Описание ночи, естественно, значительно более подробно у Достоевского, у Ахматовой оно умещается в трех строках - первой и двух последних:
"За озером луна остановилась...
…. .
Заупокойно филины кричали,
И душный ветер буйствовал в саду". [5, с.145]
Луна в составе достоевскианского по происхождению образа фигурирует и в "Поэме без героя".
Строка "Шутки ль месяца молодого…", по видимости связана с кошмарным сновидением Раскольникова: "Огромный круглый медно-красный месяц глядел прямо в окно. "Это от месяца такая тишина,- подумал Раскольников,- он, верно, теперь загадку загадывает". Он стоял и ждал, долго ждал, и чем тише был месяц, тем сильнее стукало его сердце, даже больно становилось" (39, с.252). "Шутки разыгрывать" и "загадки загадывать" - фразеологические синонимы. Интересно, что речь Достоевского в отрывке "кошмар Раскольникова", в том числе и цитируемые строки, по степени организованности - звуковой, ритмико-интонационной - сравнивается с поэтической речью:
Огромный, круглый медно-красный месяц -
это правильный полноударный пятистопный ямб, размер, которым написаны и "Над озером луна остановилась…"
По поводу самоубийства Князева в "Поэме" возникает намек на самоубийство Кириллова:
"Шутки ль месяца молодого, / Или вправду там кто-то снова / Между печкой и шкафом стоит? / Бледен лоб и глаза открыты... / Значит, хрупки могильные плиты, / Значит, мягче воска гранит: [5, c.]
"С правой стороны [...] шкафа, в углу, образованном стеною и шкафом, стоял Кириллов [...]. Его (Петра Степановича. - И. С), главное, поразило то,
что фигура [...] даже не двинулась, не шевельнулась ни одним своим членом - точно окаменевшая или восковая. Бледность его лица была неестественная, черные глаза совсем недвижимы и глядели в какую-то точку в пространстве". [16, с.648]
Для Ахматовой Достоевский не просто писатель, он для нее, как пишет Долгополов: "пророк, он предсказал то, что происходит сейчас, на глазах, в начале века…. Блок, напротив, герой дня… Это важное различие… но оно не мешает Достоевскому и Блоку выступать в поэме, взаимно дополняя, продлевая друг друга по времени и тем самым давая возможность Ахматовой выявить философско-историческую сущность своего произведения"
[15, с.22-23]
"В поэме, в которой воссоздается атмосфера и стиль жизни начала века, естественно видеть в числе главных героев и человека, выражающего, по мнению автора, эту эпоху. Блок не назван в поэме по имени, хотя очевидно, что речь идет именно о нем. И здесь уже не только "игра в прятки", здесь открытое стремление придать облику Блока эпохально-расширительное значение. Назови Ахматова Блока по имени, исчез бы важнейший расширительный план, Блок стал бы всего лишь Блоком, и только, ибо всякое наименование сужает понятие.

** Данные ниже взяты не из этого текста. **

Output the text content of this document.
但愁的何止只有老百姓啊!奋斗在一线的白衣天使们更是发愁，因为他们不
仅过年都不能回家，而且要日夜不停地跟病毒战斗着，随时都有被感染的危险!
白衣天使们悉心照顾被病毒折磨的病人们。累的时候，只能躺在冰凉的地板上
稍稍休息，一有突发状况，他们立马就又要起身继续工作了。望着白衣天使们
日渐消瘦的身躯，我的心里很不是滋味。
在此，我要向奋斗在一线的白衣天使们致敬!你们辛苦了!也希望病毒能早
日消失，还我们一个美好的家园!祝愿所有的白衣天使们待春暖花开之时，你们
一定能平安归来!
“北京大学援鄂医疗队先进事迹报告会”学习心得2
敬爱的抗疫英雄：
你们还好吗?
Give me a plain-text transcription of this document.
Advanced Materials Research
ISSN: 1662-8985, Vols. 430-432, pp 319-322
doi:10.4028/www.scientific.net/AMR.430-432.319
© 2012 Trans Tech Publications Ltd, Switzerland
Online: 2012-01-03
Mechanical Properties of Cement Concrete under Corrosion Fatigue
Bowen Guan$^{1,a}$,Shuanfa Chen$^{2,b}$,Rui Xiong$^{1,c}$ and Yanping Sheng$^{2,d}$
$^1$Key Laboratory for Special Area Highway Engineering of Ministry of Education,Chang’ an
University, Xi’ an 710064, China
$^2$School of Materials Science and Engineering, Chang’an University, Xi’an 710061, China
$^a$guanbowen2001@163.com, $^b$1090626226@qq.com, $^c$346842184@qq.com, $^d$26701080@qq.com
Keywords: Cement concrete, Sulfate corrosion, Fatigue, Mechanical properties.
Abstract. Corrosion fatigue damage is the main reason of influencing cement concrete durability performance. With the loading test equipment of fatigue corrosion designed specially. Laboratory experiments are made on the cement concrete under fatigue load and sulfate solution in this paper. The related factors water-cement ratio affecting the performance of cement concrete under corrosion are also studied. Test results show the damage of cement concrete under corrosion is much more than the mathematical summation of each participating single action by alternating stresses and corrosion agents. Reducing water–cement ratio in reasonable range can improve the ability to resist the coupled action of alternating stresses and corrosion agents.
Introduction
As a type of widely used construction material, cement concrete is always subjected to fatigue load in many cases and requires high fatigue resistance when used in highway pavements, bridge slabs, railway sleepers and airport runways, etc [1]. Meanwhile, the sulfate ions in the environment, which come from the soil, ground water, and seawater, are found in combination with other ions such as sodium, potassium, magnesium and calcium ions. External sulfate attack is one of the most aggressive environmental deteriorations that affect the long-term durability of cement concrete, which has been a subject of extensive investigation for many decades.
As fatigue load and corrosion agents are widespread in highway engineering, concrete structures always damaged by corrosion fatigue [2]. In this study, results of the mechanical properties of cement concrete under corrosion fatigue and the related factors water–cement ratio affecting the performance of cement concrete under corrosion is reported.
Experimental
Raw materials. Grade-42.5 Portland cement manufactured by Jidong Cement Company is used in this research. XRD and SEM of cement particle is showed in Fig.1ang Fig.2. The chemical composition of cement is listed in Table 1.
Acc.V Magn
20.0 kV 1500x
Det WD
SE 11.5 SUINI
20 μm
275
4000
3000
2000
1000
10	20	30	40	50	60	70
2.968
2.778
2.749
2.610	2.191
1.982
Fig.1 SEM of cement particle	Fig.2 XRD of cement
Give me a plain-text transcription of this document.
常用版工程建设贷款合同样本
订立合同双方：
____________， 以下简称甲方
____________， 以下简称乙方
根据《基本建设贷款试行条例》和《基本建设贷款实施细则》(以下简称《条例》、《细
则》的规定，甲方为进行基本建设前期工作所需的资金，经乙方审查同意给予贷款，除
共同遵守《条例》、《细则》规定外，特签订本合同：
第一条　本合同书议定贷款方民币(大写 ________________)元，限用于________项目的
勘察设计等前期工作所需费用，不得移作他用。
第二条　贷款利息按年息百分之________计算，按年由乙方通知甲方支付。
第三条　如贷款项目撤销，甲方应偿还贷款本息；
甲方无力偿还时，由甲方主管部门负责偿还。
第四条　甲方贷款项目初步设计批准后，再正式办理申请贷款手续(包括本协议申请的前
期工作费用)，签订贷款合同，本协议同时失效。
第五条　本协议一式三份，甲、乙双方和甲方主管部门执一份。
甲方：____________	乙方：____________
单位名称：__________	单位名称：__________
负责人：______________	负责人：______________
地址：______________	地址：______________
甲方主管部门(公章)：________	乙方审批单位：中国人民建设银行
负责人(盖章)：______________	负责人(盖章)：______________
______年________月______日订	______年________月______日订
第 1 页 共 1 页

Попутно замечу, что и сам облик Блока конструируется Ахматовой по образцу и подобию героев Достоевского, т.е. выделяются крайние и взаимоисключающие черты, которые в совокупности и должны дать представление о нравственном и психологическом облике человека. Этот художественный дуализм - главное и многое объясняющее в самой поэме качество ее центрального персонажа. Уже первая строка из приведенной выше характеристики Блока наглядно демонстрирует поэтический принцип, в соответствии с которым создастся образ. "Плоть, почти что ставшая духом", - противопоставление и сопоставление понятий плоти и духа". Затем - "античный локон", как и "ресницы Антиноя", играет ту же роль художественного контраста, поскольку речь идет о русском поэте двадцатого века. Тем более что эти античные черты не имеют здесь значения идеального совершенства - ни в художественном, ни в чисто человеческом смысле. Их назначение - оттенить, выделить персонаж, подчеркнуть его необычность.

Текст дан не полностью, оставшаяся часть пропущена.